Muti, who is not always keen about explaining the why of his programming choices, had a ready answer for why he picked Beethoven’s grand-scaled “Eroica” (Heroic) Symphony:
“The people have been heroic through this difficult time,” he said, “and the ‘Eroica’ Symphony comes from a man who also suffered so much in his life also. The Third Symphony and the Seventh are masterpieces that people need to hear again – live, with all the energy and electricity of the concert hall. That is the meaning of theater, which the ancient Greeks and Romans and Shakespeare knew. We have to experience again this great coming together, and to feel the music of the ‘Eroica’ is the best beginning.” (A video is available, on YouTube.com, of his Muti’s last performance of the “Eroica” with the CSO, in 2019.)
Muti acknowledged that the first convening of musicians and audience at Orchestra Hall will be an emotionally charged moment.
“Can you imagine how it will be for the public to come back to hear this music together as we perform it, when for almost two years they have had to find other ways to nurture their souls and their minds, other entertainments?” he said. ” So it is a very complicated thing, to go back to what we considered, at one time, to be normality. I have been in touch with musicians, who are happy to be back, and I hope the public feels the same way. I know that many are afraid to go into the concert hall, and to breathe the air when somebody may be contaminated.
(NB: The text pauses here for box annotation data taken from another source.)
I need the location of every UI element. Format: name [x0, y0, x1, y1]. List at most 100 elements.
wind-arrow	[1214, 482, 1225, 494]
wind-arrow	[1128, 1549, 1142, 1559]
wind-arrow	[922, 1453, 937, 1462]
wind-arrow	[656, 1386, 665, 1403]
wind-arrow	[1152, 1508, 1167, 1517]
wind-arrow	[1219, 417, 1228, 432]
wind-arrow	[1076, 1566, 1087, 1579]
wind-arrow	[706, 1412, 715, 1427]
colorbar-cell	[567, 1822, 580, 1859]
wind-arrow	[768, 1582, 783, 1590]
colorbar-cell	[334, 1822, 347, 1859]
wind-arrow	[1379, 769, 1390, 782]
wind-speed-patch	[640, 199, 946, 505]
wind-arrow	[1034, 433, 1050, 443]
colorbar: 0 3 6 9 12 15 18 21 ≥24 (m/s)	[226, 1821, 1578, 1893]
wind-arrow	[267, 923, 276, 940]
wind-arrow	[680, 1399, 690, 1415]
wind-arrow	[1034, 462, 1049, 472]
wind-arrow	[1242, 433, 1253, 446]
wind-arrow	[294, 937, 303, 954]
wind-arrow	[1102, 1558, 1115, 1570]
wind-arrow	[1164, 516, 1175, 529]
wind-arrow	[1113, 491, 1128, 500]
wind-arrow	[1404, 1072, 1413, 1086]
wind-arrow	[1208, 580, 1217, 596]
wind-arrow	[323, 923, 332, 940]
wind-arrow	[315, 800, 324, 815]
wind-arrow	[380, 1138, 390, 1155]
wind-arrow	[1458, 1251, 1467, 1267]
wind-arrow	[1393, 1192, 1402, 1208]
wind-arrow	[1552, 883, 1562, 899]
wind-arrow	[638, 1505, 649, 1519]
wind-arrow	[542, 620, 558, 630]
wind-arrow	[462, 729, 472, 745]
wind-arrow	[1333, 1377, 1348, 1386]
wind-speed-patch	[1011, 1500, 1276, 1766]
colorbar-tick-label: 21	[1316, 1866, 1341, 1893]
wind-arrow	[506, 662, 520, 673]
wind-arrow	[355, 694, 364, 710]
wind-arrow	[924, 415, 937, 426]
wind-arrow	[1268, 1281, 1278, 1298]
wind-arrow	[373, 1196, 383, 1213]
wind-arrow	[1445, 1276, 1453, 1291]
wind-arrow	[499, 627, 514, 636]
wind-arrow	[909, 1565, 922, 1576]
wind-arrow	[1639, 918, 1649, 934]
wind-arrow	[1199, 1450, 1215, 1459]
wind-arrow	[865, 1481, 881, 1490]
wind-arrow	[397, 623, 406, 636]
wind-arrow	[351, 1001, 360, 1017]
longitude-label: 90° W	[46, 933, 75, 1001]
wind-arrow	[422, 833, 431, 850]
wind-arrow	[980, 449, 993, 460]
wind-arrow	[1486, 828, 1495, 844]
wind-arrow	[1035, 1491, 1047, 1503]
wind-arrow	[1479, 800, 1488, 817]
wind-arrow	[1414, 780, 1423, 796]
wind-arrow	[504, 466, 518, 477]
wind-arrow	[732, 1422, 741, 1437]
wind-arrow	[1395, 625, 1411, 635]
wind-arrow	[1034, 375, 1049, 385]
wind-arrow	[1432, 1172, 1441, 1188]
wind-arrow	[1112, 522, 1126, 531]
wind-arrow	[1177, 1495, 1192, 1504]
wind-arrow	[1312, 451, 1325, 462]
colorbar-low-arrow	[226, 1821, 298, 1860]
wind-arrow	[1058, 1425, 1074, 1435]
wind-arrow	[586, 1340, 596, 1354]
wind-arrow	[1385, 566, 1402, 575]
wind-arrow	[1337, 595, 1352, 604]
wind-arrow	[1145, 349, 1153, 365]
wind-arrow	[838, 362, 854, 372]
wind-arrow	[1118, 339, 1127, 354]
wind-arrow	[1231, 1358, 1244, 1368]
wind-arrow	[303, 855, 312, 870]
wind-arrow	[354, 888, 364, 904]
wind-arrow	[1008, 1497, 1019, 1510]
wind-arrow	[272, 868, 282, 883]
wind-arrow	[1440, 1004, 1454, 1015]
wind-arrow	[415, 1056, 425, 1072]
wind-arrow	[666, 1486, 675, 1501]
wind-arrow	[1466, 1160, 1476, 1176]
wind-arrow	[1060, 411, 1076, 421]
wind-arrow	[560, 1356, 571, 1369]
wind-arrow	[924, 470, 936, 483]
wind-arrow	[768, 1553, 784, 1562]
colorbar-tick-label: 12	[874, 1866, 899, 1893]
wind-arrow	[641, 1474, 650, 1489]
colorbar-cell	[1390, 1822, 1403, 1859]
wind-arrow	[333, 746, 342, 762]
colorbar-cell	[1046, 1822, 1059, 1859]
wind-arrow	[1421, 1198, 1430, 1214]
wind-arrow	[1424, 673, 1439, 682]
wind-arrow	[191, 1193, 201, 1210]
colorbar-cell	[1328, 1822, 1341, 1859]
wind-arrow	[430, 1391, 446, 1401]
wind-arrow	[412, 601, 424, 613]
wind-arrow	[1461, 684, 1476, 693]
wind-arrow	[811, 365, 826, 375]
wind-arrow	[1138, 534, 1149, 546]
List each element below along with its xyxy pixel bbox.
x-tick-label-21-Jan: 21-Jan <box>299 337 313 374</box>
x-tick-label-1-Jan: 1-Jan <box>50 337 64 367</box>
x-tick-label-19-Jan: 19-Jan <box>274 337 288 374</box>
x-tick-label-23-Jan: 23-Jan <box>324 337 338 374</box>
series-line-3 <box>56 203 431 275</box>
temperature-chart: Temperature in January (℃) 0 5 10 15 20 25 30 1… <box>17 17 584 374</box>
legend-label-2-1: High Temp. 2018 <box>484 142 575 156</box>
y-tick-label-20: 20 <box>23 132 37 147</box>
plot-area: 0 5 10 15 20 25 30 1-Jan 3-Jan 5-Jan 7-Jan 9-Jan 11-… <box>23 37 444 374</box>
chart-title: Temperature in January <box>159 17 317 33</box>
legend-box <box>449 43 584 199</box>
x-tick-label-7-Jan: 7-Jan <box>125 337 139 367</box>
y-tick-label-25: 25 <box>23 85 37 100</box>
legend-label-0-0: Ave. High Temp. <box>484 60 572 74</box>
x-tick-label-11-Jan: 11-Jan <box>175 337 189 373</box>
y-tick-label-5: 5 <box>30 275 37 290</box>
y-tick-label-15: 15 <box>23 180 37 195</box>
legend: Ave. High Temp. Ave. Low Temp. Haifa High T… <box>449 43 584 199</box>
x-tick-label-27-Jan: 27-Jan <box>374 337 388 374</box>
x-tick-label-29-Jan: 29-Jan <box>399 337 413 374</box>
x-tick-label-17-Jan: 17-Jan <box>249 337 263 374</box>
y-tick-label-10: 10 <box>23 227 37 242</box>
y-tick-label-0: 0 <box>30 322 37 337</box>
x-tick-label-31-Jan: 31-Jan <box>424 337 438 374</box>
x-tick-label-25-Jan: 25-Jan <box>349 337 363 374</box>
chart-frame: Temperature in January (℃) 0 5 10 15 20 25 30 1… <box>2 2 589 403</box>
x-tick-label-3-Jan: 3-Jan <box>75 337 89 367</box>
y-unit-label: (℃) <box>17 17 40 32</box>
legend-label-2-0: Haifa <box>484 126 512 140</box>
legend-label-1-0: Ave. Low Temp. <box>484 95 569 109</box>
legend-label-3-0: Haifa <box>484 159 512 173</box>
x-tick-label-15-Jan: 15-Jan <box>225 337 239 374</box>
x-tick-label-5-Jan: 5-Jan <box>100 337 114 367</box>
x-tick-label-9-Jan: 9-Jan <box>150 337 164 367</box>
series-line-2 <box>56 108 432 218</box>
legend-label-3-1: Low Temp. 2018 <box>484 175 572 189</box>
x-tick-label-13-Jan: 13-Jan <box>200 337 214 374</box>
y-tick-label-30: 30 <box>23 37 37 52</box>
“We have to assure the public that the theaters are the safest places in the world. Generally, people don’t talk during a performance anyway, and they try not to cough while the music is playing, so that makes the concert hall a relatively safe place. I am encouraged to come back to Chicago and try to assure everyone that this is possible. I always like to repeat a phrase from Cassiodoro (Magnus Aurelius Cassiodorus Senator, a sixth-century Roman statesman). He was a man of great spirituality. He said if you live in a spirit of injustice, then God will punish you – he will take away your music. It is a famous phrase that says music is a gift from God to cure people’s souls.
“This time for us has been a terrible experience. People have lost their relatives. But as a people, we say that life has to go on. What we need now is love with a capital L.”
Muti’s one-year extension in effect makes up for the year lost to the pandemic. Besides his usual 10 weeks with the CSO at Orchestra Hall, he will lead a tour in January 2023 to Taiwan, China and Japan.
In a statement included with the CSO’s news release, Muti said: “I look forward to being in Chicago again with the musicians to bring music back into the city. I am very proud of the musicians of this great orchestra and happy to stay as music director to continue our great artistic collaboration, and to work with our trustees, volunteers and administration to keep music an important part of our community and a beacon of hope around the world.”
Said CSO board chair Helen Zell: “The unique artistry of Riccardo Muti and the Chicago Symphony Orchestra is recognized as something truly exceptional not only in Chicago, but also around the world. After such a challenging time without the opportunity to connect to the joy of live music, we are grateful that Maestro Muti has accepted our invitation to stay with us to make music that lifts our spirits and inspires us.”